Matches exactly this:

param(
    $eventid = 5136,
    $eventRecordID = 7488468, # 425358 ,
    $eventChannel,
    $eventSeverity
)

So it means that you are testing this manually with "wrong id". FInd an even in your forwarded logs that exists, enter it into this params, once you execute this manually - it should work. If it works, then you need to set it up properly.

jay7981 commented 1 year ago

sorry for the late response, its been crazy at work so i have been real busy. Can i just omit the param section all together and have it report ALL AD events?

jay7981 commented 1 year ago

Over all my goal is to have it email a daily report for the AD changes that happened the day before and have teams post all changes live as they are made. What is the best way/script to accomplish this?

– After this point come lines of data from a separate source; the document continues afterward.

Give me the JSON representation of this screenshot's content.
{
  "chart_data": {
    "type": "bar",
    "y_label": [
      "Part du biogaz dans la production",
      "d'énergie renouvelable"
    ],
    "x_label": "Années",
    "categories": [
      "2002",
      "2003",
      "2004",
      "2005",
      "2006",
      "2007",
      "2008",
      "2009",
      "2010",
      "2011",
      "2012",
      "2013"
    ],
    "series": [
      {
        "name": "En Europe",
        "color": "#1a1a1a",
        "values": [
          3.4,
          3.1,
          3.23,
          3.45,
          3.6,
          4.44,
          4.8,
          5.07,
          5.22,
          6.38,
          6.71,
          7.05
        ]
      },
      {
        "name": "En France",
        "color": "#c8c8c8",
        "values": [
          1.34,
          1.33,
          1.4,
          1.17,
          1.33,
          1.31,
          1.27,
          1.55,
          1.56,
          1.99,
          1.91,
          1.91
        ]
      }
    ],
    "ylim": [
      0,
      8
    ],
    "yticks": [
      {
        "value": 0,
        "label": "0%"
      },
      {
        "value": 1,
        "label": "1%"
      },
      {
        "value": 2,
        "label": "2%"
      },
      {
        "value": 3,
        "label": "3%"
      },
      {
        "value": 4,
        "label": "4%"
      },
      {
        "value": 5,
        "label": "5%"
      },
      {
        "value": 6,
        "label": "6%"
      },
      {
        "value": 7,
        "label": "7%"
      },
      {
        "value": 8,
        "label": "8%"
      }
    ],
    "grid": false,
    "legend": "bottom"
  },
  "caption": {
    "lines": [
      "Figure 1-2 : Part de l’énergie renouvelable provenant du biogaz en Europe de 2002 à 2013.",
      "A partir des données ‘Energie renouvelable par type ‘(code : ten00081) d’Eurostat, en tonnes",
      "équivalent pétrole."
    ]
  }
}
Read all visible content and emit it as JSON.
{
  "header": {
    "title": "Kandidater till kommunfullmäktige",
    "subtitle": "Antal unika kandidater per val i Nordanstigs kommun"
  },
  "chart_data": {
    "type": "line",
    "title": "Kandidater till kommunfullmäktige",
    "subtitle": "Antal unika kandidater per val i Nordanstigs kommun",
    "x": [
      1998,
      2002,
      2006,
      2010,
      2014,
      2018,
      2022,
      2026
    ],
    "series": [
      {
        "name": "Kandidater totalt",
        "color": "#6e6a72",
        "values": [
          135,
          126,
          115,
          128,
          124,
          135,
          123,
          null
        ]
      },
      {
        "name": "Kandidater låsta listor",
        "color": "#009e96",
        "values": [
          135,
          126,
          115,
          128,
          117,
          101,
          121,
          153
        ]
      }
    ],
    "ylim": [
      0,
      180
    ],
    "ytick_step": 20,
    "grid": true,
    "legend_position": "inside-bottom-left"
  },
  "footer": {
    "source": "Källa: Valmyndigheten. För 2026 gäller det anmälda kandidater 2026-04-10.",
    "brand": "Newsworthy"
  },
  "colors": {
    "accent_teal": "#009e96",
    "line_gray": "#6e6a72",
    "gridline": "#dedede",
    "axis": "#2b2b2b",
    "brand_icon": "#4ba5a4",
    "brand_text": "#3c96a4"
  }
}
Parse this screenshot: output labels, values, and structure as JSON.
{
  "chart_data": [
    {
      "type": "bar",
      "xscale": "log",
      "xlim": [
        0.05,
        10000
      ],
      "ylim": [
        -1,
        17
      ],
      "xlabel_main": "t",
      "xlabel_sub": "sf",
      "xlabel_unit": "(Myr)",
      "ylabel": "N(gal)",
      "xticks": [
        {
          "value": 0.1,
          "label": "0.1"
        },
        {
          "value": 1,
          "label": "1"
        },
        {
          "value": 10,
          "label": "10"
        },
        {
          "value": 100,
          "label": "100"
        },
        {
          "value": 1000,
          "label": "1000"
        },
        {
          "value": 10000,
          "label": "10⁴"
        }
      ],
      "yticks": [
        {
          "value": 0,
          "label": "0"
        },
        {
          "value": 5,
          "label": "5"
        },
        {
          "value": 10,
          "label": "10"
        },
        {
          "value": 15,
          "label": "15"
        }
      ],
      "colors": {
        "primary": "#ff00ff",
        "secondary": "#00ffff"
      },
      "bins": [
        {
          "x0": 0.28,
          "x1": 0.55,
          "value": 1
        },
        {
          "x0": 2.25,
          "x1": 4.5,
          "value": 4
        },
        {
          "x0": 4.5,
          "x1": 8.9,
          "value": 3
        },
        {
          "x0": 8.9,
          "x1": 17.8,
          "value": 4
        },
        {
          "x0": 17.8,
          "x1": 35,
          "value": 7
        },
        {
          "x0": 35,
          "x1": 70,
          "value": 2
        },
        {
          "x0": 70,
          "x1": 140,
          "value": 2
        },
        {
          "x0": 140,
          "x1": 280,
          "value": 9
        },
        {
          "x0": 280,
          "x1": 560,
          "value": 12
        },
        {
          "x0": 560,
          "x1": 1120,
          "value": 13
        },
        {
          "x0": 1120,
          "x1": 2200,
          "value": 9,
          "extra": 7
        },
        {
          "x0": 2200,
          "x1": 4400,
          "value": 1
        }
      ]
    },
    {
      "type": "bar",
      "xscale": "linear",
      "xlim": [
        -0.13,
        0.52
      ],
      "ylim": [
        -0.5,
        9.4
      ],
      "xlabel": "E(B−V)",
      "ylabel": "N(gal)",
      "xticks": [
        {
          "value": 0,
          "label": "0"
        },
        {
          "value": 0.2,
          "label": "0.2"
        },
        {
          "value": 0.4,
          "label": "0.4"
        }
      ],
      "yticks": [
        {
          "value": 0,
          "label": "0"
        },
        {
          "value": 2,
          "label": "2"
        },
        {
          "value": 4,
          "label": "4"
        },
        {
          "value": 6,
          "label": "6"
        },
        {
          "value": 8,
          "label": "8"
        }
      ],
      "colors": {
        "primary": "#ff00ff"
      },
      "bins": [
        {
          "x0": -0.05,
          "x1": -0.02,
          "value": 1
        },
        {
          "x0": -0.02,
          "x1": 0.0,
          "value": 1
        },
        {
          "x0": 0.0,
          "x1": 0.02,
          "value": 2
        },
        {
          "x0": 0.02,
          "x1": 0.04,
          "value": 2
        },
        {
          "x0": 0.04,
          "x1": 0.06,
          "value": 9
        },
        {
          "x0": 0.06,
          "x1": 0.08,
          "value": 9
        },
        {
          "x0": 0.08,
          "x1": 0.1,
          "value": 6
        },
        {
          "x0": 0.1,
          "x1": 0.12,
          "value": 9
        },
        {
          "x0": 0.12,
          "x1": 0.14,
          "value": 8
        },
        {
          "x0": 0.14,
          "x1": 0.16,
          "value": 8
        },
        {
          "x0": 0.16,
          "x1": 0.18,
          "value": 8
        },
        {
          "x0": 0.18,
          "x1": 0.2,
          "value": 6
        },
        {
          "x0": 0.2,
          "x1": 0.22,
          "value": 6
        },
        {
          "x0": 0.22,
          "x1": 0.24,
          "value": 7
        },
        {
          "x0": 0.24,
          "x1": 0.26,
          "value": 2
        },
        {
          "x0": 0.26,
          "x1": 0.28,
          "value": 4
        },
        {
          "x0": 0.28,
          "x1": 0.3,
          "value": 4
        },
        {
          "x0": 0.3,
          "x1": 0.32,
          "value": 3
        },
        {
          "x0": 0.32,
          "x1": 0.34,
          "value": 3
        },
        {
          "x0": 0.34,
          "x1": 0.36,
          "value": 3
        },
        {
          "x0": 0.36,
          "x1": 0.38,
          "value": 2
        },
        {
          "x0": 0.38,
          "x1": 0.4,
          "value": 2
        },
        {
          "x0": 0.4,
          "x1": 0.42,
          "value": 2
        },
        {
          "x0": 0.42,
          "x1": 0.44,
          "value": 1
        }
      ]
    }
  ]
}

PrzemyslawKlys commented 1 year ago

The way it works is that param section is critical, because you are not supposed to trigger it manually.

The process is described here: https://evotec.xyz/pswinreporting-forwarders-microsoft-teams-slack-microsoft-sql-and-more/

In short:

  1. Setup forwarding on all your domain controllers into a single machine so all relevant security logs ar sent to this particular ForwardedEvents log
  2. Go to that forwarded events log and see if new events from all DCs show up in it
  3. Pick one of the events - note the Event Record ID and Event ID and enter those into param block into the script
  4. Run the script manually in VSCode or ISE.
  5. You should get notification - if it works, your script is ready for production.

Now what you need to do is setup Task scheduler that will be assigned to that ForwardedEvents log. What will happen is that for every single event that shows up in that log - it will trigger a script with relevant event id and eventrecordid

Import-Module PSWinReporting -Force
Import-Module PSSharedGoods -Force
$TaskName = 'ForwardedEvents'
$TaskPath = '\Event Viewer Tasks\'
$Author = 'EVOTEC'
$URI = '\Event Viewer Tasks\ForwardedEvents'
$Command = 'powershell.exe'
$Argument = @('-windowstyle hidden', 'C:\Support\GitHub\PSWinReporting\Examples\RunMe-TriggerOnEvents.ps1', '-EventID $(eventID) -eventRecordID $(eventRecordID) -eventChannel $(eventChannel) -eventSeverity $(eventSeverity)')
Remove-TaskScheduledForwarder -TaskPath $TaskPath -TaskName $TaskName
Add-TaskScheduledForwarder -TaskPath $TaskPath -TaskName $TaskName -Author $Author -URI $Uri -Command $Command -Argument $Argument

In other words your DCS will be sending all events to a central place, and for every event they send the script will trigger with specific id, specific event. The param values will be overwritten and the block is required.